Obama Helps Harden Disdain Americans Feel For Government
As I organized my thoughts about the President’s speech on health care last night, what struck me more than anything was the utter disingenuousness of the address. Even as he engaged in harsh attacks on his critics, he spoke in conciliatory terms about listening to Republican ideas and working in a bipartisan manner.
But, his biggest whopper was his contention that the debate over health care which has erupted in congressional town halls and spilled over into the streets has increased distrust in government:
But what we’ve also seen in these last months is the same partisan spectacle that only hardens the disdain many Americans have towards their own government. Instead of honest debate, we’ve seen scare tactics.
As I put it earlier today in a passage which, I believe, deserved greater prominence that at the end of a long post below the jump:
But, the president can’t act as if only those criticizing his plan are contributing to the disdain Americans have toward government. He — and his allies– have contributed to the growing anti-government sentiment far more than any of his political adversaries. They didn’t create that disdain. They tapped into it.
His critics didn’t create the disdain for government. Obama and the Democrats didn’t either, but the President, like his predecessor, contributed to it by his spendthrift policies, vastly increasing the size and scope of the federal government.

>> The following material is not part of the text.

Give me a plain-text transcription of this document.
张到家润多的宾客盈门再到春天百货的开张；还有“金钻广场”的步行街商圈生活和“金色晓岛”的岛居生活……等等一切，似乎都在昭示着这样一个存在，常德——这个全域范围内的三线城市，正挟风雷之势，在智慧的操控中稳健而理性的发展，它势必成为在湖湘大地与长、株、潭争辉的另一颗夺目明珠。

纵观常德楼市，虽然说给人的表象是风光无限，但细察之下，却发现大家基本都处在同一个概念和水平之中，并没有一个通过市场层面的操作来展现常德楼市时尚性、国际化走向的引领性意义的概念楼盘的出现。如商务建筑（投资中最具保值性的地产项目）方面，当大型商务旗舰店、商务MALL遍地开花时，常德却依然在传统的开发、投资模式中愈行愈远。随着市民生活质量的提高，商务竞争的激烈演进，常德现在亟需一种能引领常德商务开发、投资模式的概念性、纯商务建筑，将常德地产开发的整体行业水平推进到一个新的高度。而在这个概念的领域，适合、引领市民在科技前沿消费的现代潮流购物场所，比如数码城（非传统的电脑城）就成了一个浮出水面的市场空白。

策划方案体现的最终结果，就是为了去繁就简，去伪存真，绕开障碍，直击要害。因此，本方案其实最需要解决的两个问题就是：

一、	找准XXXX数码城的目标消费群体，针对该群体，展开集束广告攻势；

And the incumbent has made a far greater contribution than the man he succeeded, largely in the contradiction (manifest even in his speech last night) between his words and his deeds.
He decried the spendthrift policies of the Bush Administration,telling us in the campaign that we were “living beyond our means” and having voting in 2006 against raising the debt limit, contending that the need for the increase was “a sign of leadership failure.“ But, as President, he increased federal spending at a far more rapid clip than his predecessor; he recently asked Congress to raise the “debt ceiling” even further.
No, the Tea Parties –and other protests against the President’s spendthrift policies—did not harden the disdain Americans feel for their government. They merely tapped into what the President called last night Americans’ “fierce defense of freedom and our healthy skepticism of government.” The President might have succeeded in softening our disdain had he not proposed policies which spend liberally from the treasury and and interfere inordinately in our lives.